Junkmanns stellt an seinen Bogenbauseminaren, welche er regelmässig im Museum Burghalde anbietet, den Teilnehmenden einen Rohling aus amerikanischem Hickory-Holz zur Verfügung. Bögen aus dem Holz des Pekannussbaumes schiessen gut und brechen kaum durch. «In der frühen Steinzeit wurde Ulmenholz verwendet, später Eibe. Für die Pfeile verschiedene Hölzer, je nachdem, was gerade zur Verfügung stand, zum Beispiel Haselnuss oder Esche», erklärte der Bogenbauexperte. Für die Sehne verwendet er ein Kunststoffgarn, steinzeitliche Jäger spannten ihre Bögen mit Tiersehnen oder Flachs.

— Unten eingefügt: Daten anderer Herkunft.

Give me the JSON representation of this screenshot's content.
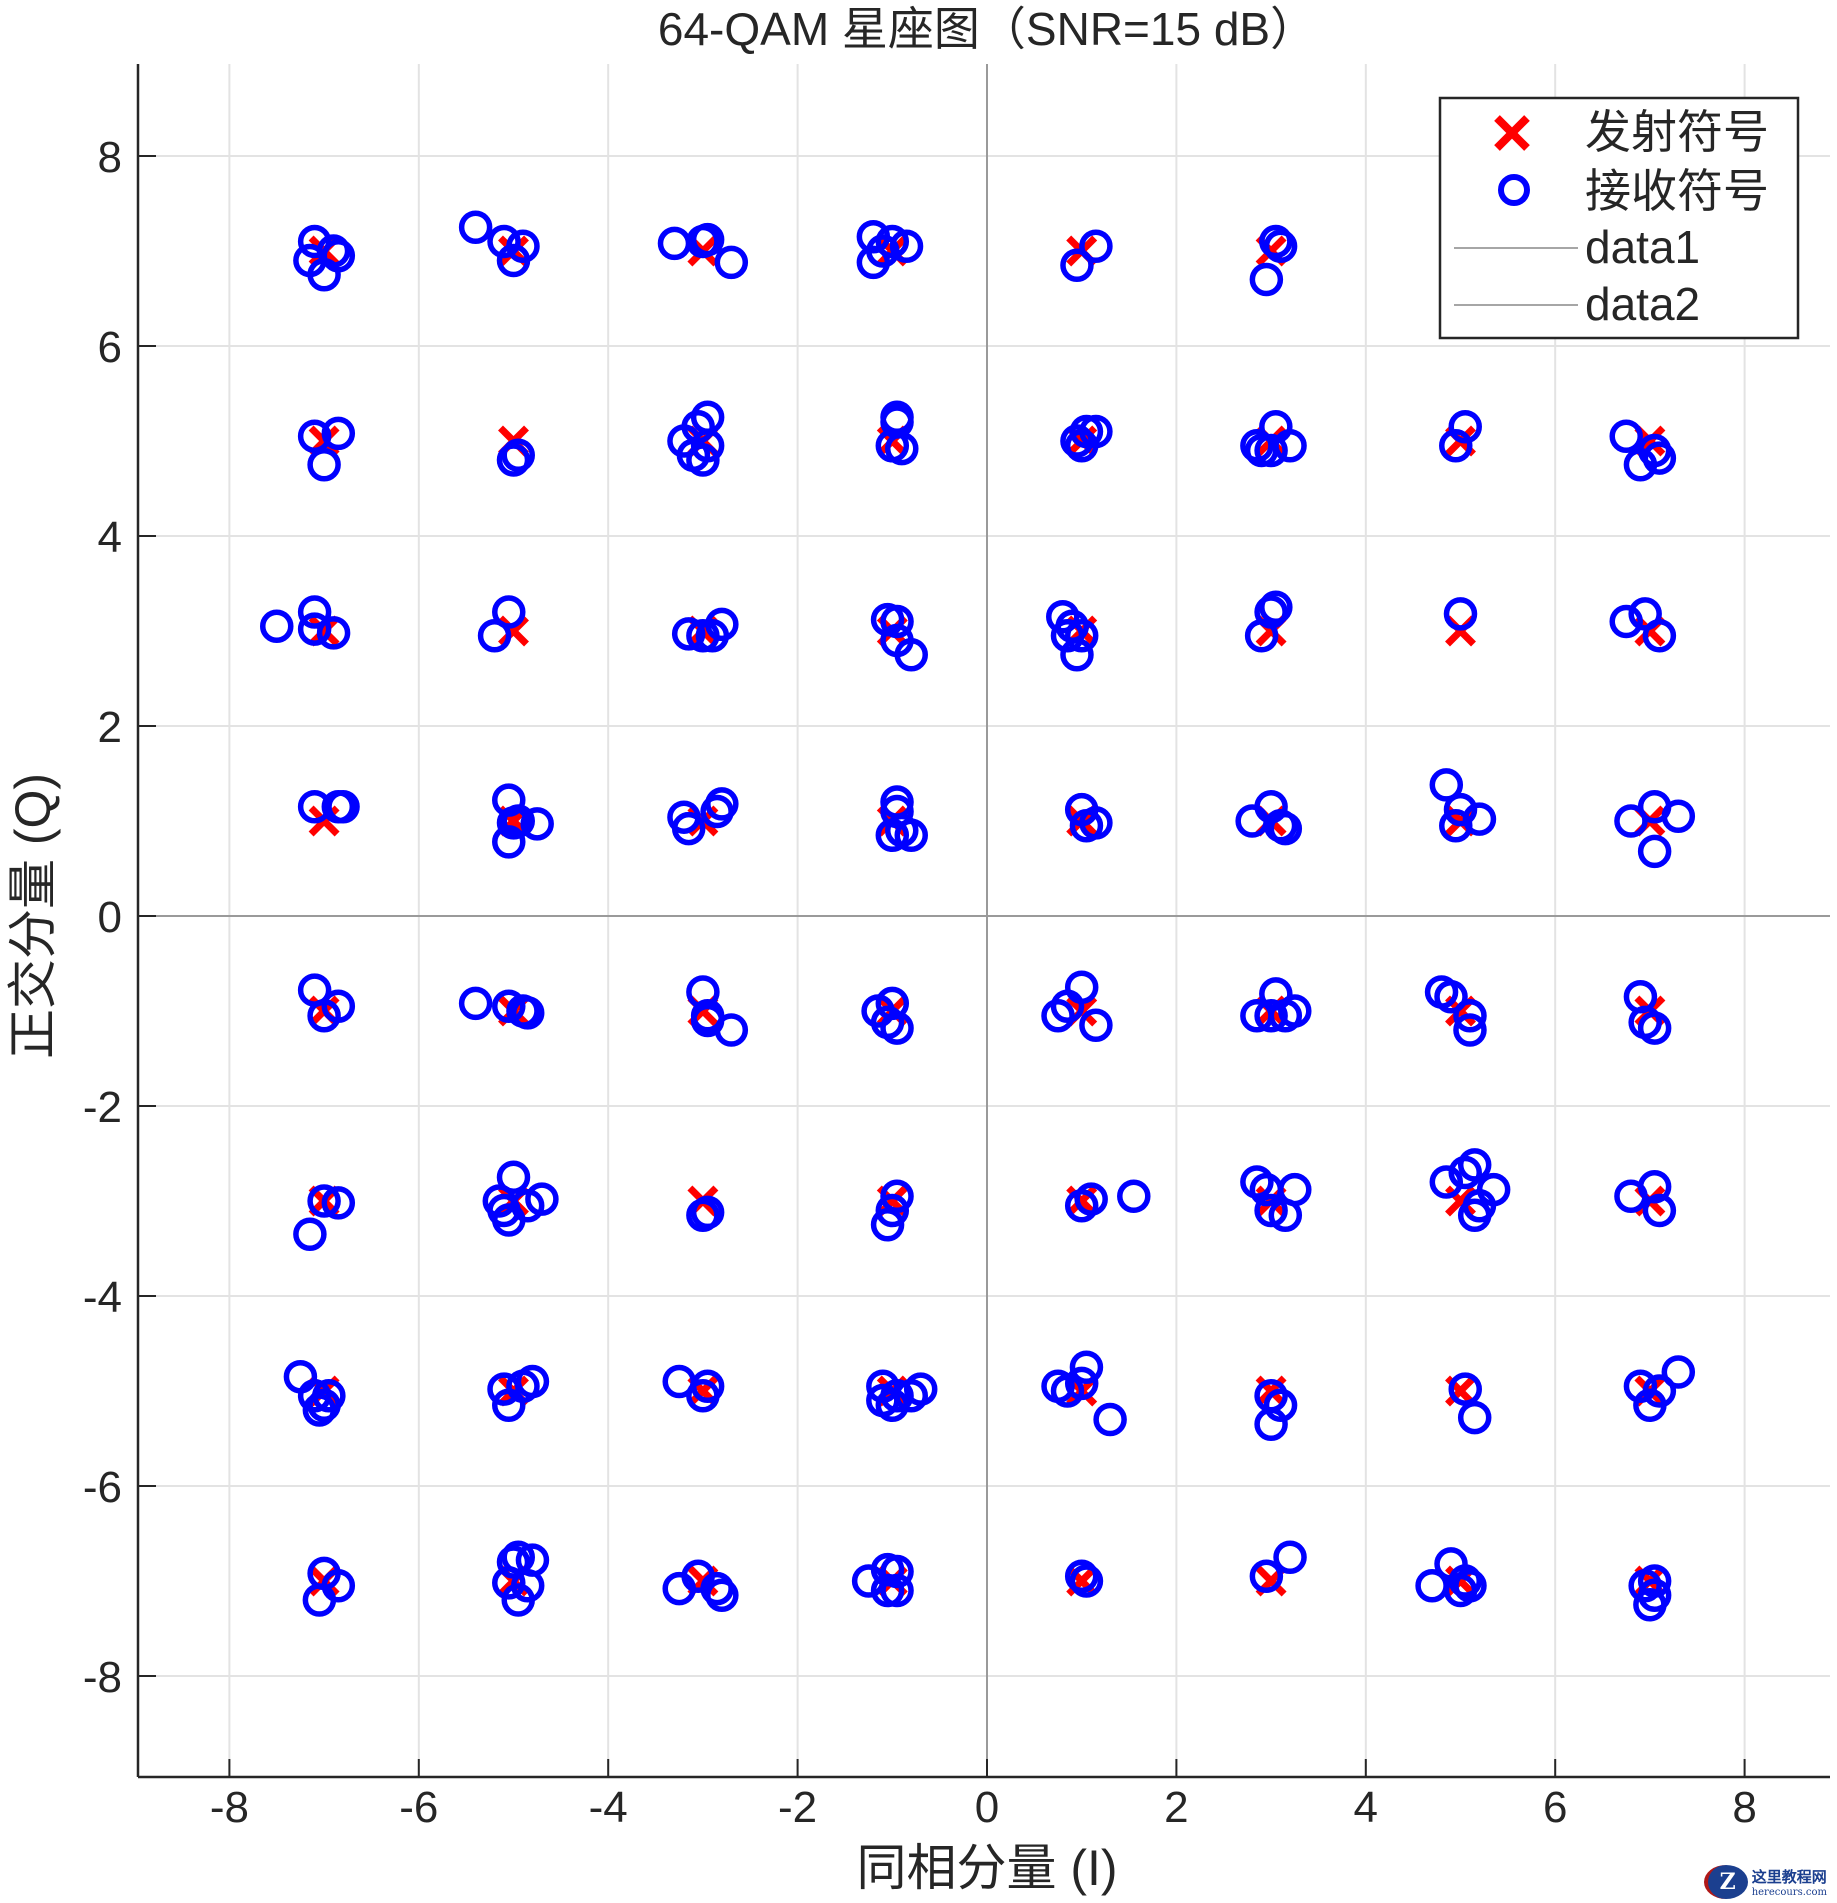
{
  "chart_data": {
    "type": "scatter",
    "title": "64-QAM 星座图（SNR=15 dB）",
    "xlabel": "同相分量 (I)",
    "ylabel": "正交分量 (Q)",
    "xlim": [
      -9,
      9
    ],
    "ylim": [
      -9,
      9
    ],
    "xticks": [
      -8,
      -6,
      -4,
      -2,
      0,
      2,
      4,
      6,
      8
    ],
    "yticks": [
      -8,
      -6,
      -4,
      -2,
      0,
      2,
      4,
      6,
      8
    ],
    "grid": true,
    "legend_position": "upper right",
    "legend": [
      {
        "label": "发射符号",
        "marker": "x",
        "color": "#ff0000"
      },
      {
        "label": "接收符号",
        "marker": "o",
        "color": "#0000ff"
      },
      {
        "label": "data1",
        "marker": "line",
        "color": "#a6a6a6"
      },
      {
        "label": "data2",
        "marker": "line",
        "color": "#a6a6a6"
      }
    ],
    "series": [
      {
        "name": "发射符号",
        "marker": "x",
        "color": "#ff0000",
        "levels": [
          -7,
          -5,
          -3,
          -1,
          1,
          3,
          5,
          7
        ],
        "description": "8x8 grid of ideal 64-QAM constellation points at I,Q in {-7,-5,-3,-1,1,3,5,7}"
      },
      {
        "name": "接收符号",
        "marker": "o",
        "color": "#0000ff",
        "points": [
          [
            -7.1,
            7.1
          ],
          [
            -7.15,
            6.9
          ],
          [
            -6.9,
            7.0
          ],
          [
            -7.0,
            6.75
          ],
          [
            -6.85,
            6.95
          ],
          [
            -5.4,
            7.25
          ],
          [
            -5.1,
            7.1
          ],
          [
            -5.0,
            6.9
          ],
          [
            -4.9,
            7.05
          ],
          [
            -3.3,
            7.08
          ],
          [
            -3.0,
            7.1
          ],
          [
            -2.95,
            7.12
          ],
          [
            -2.7,
            6.88
          ],
          [
            -1.2,
            7.15
          ],
          [
            -1.1,
            7.0
          ],
          [
            -1.2,
            6.88
          ],
          [
            -1.0,
            7.1
          ],
          [
            -0.85,
            7.05
          ],
          [
            0.95,
            6.85
          ],
          [
            1.15,
            7.05
          ],
          [
            2.95,
            6.7
          ],
          [
            3.05,
            7.1
          ],
          [
            3.1,
            7.05
          ],
          [
            -7.1,
            5.05
          ],
          [
            -6.85,
            5.08
          ],
          [
            -7.0,
            4.75
          ],
          [
            -4.95,
            4.85
          ],
          [
            -5.0,
            4.8
          ],
          [
            -3.2,
            5.0
          ],
          [
            -3.05,
            5.15
          ],
          [
            -2.95,
            5.25
          ],
          [
            -3.1,
            4.85
          ],
          [
            -2.95,
            4.95
          ],
          [
            -3.0,
            4.8
          ],
          [
            -0.95,
            5.25
          ],
          [
            -0.95,
            5.2
          ],
          [
            -1.0,
            4.95
          ],
          [
            -0.9,
            4.92
          ],
          [
            0.95,
            5.0
          ],
          [
            1.05,
            5.1
          ],
          [
            1.15,
            5.1
          ],
          [
            1.0,
            4.95
          ],
          [
            2.85,
            4.95
          ],
          [
            2.9,
            4.9
          ],
          [
            3.05,
            5.15
          ],
          [
            3.2,
            4.95
          ],
          [
            3.0,
            4.9
          ],
          [
            5.05,
            5.15
          ],
          [
            4.95,
            4.95
          ],
          [
            6.75,
            5.05
          ],
          [
            6.9,
            4.75
          ],
          [
            7.05,
            4.9
          ],
          [
            7.1,
            4.82
          ],
          [
            -7.5,
            3.05
          ],
          [
            -7.1,
            3.2
          ],
          [
            -7.1,
            3.02
          ],
          [
            -6.9,
            2.98
          ],
          [
            -5.2,
            2.95
          ],
          [
            -5.05,
            3.2
          ],
          [
            -3.15,
            2.97
          ],
          [
            -3.0,
            2.95
          ],
          [
            -2.9,
            2.95
          ],
          [
            -2.8,
            3.07
          ],
          [
            -1.05,
            3.12
          ],
          [
            -0.95,
            3.1
          ],
          [
            -0.95,
            2.9
          ],
          [
            -0.8,
            2.75
          ],
          [
            0.8,
            3.15
          ],
          [
            0.9,
            3.05
          ],
          [
            0.85,
            2.95
          ],
          [
            0.95,
            2.75
          ],
          [
            1.0,
            2.95
          ],
          [
            2.9,
            2.95
          ],
          [
            3.0,
            3.2
          ],
          [
            3.05,
            3.25
          ],
          [
            5.0,
            3.18
          ],
          [
            6.75,
            3.1
          ],
          [
            6.95,
            3.18
          ],
          [
            7.1,
            2.95
          ],
          [
            -7.1,
            1.15
          ],
          [
            -6.85,
            1.15
          ],
          [
            -6.8,
            1.15
          ],
          [
            -5.05,
            1.22
          ],
          [
            -5.0,
            0.98
          ],
          [
            -5.05,
            0.78
          ],
          [
            -4.75,
            0.97
          ],
          [
            -4.95,
            1.0
          ],
          [
            -3.2,
            1.04
          ],
          [
            -3.15,
            0.92
          ],
          [
            -2.85,
            1.1
          ],
          [
            -2.8,
            1.18
          ],
          [
            -0.95,
            1.2
          ],
          [
            -0.95,
            1.1
          ],
          [
            -0.9,
            0.9
          ],
          [
            -0.8,
            0.85
          ],
          [
            -1.0,
            0.85
          ],
          [
            1.0,
            1.12
          ],
          [
            1.05,
            0.95
          ],
          [
            1.15,
            0.98
          ],
          [
            2.8,
            1.0
          ],
          [
            3.0,
            1.15
          ],
          [
            3.1,
            0.95
          ],
          [
            3.15,
            0.92
          ],
          [
            4.85,
            1.38
          ],
          [
            5.0,
            1.12
          ],
          [
            5.2,
            1.02
          ],
          [
            4.95,
            0.95
          ],
          [
            6.8,
            1.0
          ],
          [
            7.05,
            1.15
          ],
          [
            7.3,
            1.05
          ],
          [
            7.05,
            0.68
          ],
          [
            -7.1,
            -0.78
          ],
          [
            -7.0,
            -1.05
          ],
          [
            -6.85,
            -0.95
          ],
          [
            -5.4,
            -0.92
          ],
          [
            -5.05,
            -0.95
          ],
          [
            -4.9,
            -1.0
          ],
          [
            -4.85,
            -1.02
          ],
          [
            -3.0,
            -0.8
          ],
          [
            -2.95,
            -1.05
          ],
          [
            -2.95,
            -1.1
          ],
          [
            -2.7,
            -1.2
          ],
          [
            -1.15,
            -1.0
          ],
          [
            -1.0,
            -0.92
          ],
          [
            -1.05,
            -1.12
          ],
          [
            -0.95,
            -1.18
          ],
          [
            0.75,
            -1.05
          ],
          [
            0.85,
            -0.95
          ],
          [
            1.0,
            -0.75
          ],
          [
            1.15,
            -1.15
          ],
          [
            2.85,
            -1.05
          ],
          [
            3.0,
            -1.05
          ],
          [
            3.05,
            -0.82
          ],
          [
            3.15,
            -1.05
          ],
          [
            3.25,
            -1.0
          ],
          [
            4.8,
            -0.8
          ],
          [
            4.9,
            -0.85
          ],
          [
            5.1,
            -1.05
          ],
          [
            5.1,
            -1.2
          ],
          [
            6.9,
            -0.85
          ],
          [
            6.95,
            -1.12
          ],
          [
            7.05,
            -1.18
          ],
          [
            -7.15,
            -3.35
          ],
          [
            -7.0,
            -3.0
          ],
          [
            -6.85,
            -3.02
          ],
          [
            -5.15,
            -3.0
          ],
          [
            -5.05,
            -3.2
          ],
          [
            -5.0,
            -2.75
          ],
          [
            -4.85,
            -3.05
          ],
          [
            -4.7,
            -2.98
          ],
          [
            -5.1,
            -3.1
          ],
          [
            -3.0,
            -3.15
          ],
          [
            -2.95,
            -3.12
          ],
          [
            -1.05,
            -3.25
          ],
          [
            -0.95,
            -2.95
          ],
          [
            -1.0,
            -3.1
          ],
          [
            1.0,
            -3.05
          ],
          [
            1.1,
            -2.98
          ],
          [
            1.55,
            -2.95
          ],
          [
            2.85,
            -2.8
          ],
          [
            2.95,
            -2.88
          ],
          [
            3.0,
            -3.1
          ],
          [
            3.15,
            -3.15
          ],
          [
            3.25,
            -2.88
          ],
          [
            4.85,
            -2.8
          ],
          [
            5.05,
            -2.7
          ],
          [
            5.15,
            -2.62
          ],
          [
            5.2,
            -3.05
          ],
          [
            5.35,
            -2.88
          ],
          [
            5.15,
            -3.15
          ],
          [
            6.8,
            -2.95
          ],
          [
            7.05,
            -2.85
          ],
          [
            7.1,
            -3.1
          ],
          [
            -7.25,
            -4.85
          ],
          [
            -7.1,
            -5.05
          ],
          [
            -6.95,
            -5.05
          ],
          [
            -7.0,
            -5.15
          ],
          [
            -7.05,
            -5.2
          ],
          [
            -5.1,
            -4.98
          ],
          [
            -4.8,
            -4.9
          ],
          [
            -5.05,
            -5.15
          ],
          [
            -4.9,
            -4.95
          ],
          [
            -3.25,
            -4.9
          ],
          [
            -2.95,
            -4.95
          ],
          [
            -3.0,
            -5.05
          ],
          [
            -1.1,
            -4.95
          ],
          [
            -1.1,
            -5.1
          ],
          [
            -0.95,
            -5.05
          ],
          [
            -0.7,
            -4.98
          ],
          [
            -1.0,
            -5.15
          ],
          [
            -0.8,
            -5.05
          ],
          [
            0.75,
            -4.95
          ],
          [
            0.85,
            -5.0
          ],
          [
            1.05,
            -4.75
          ],
          [
            1.0,
            -4.92
          ],
          [
            1.3,
            -5.3
          ],
          [
            3.0,
            -5.05
          ],
          [
            3.1,
            -5.15
          ],
          [
            3.0,
            -5.35
          ],
          [
            5.05,
            -4.98
          ],
          [
            5.15,
            -5.28
          ],
          [
            6.9,
            -4.95
          ],
          [
            7.0,
            -5.15
          ],
          [
            7.1,
            -5.0
          ],
          [
            7.3,
            -4.8
          ],
          [
            -7.05,
            -7.2
          ],
          [
            -7.0,
            -6.92
          ],
          [
            -6.85,
            -7.05
          ],
          [
            -5.0,
            -6.8
          ],
          [
            -4.95,
            -6.75
          ],
          [
            -4.8,
            -6.78
          ],
          [
            -5.05,
            -7.02
          ],
          [
            -4.85,
            -7.05
          ],
          [
            -4.95,
            -7.2
          ],
          [
            -3.25,
            -7.08
          ],
          [
            -3.05,
            -6.95
          ],
          [
            -2.85,
            -7.08
          ],
          [
            -2.8,
            -7.15
          ],
          [
            -1.25,
            -7.0
          ],
          [
            -1.05,
            -6.88
          ],
          [
            -0.95,
            -6.9
          ],
          [
            -0.95,
            -7.1
          ],
          [
            -1.05,
            -7.1
          ],
          [
            1.0,
            -6.95
          ],
          [
            1.05,
            -7.0
          ],
          [
            2.95,
            -6.95
          ],
          [
            3.2,
            -6.75
          ],
          [
            4.7,
            -7.05
          ],
          [
            4.9,
            -6.82
          ],
          [
            5.0,
            -7.1
          ],
          [
            5.05,
            -7.0
          ],
          [
            5.1,
            -7.05
          ],
          [
            6.95,
            -7.05
          ],
          [
            7.05,
            -7.0
          ],
          [
            7.05,
            -7.15
          ],
          [
            7.0,
            -7.25
          ]
        ]
      }
    ]
  },
  "watermark": {
    "logo_letter": "Z",
    "text_cn": "这里教程网",
    "text_en": "herecours.com"
  }
}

Die Freude am Handwerklichen, am Ursprünglichen, hat die sechs Teilnehmenden dazu bewogen, das Bogenbauseminar zu besuchen. «Ich bin überrascht, wie viel Handarbeit darin steckt und wie viel Geduld es braucht», erklärte Michael Aeschlimann aus Aarau. Steffen Ehrhardt, Niederlenz, war begeistert über die Veränderung, die das Holz und die Maserung bei der Bearbeitung durchmachten. «Der Bogen fühlt sich immer wieder anders an», beschrieb er. Einige der Teilnehmenden bringen Erfahrung aus dem meditativen Bogenschiessen mit, andere hatten noch nie einen Pfeilbogen in der Hand, bevor sie am Sonntag ihr Werk im Museumsgarten ausprobierten.

Die Faszination der Urzeitmenschen

Das Museum Burghalde bietet in seiner Urgeschichtswerkstatt verschiedene Workshops zum Thema Steinzeit an, vor allem für Kinder und Schulklassen. Jonas Nyffeler, Kurator der Abteilung Archäologie des Museums Burghalde, ist fasziniert vom technischen Wissen der Steinzeitmenschen.

«Die verfügbaren Materialien beherrschten sie aus dem Effeff», schwärmte er und rät gerade in der Coronazeit zu einem Museumsbesuch: «Man hat fast das gesamte Gebäude für sich allein.» Museumsleiter Marc Seidel ergänzte: «Wir führen nur Veranstaltungen durch, bei denen wir die Schutzmassnahmen strikte einhalten können, und nur mit Anmeldung.»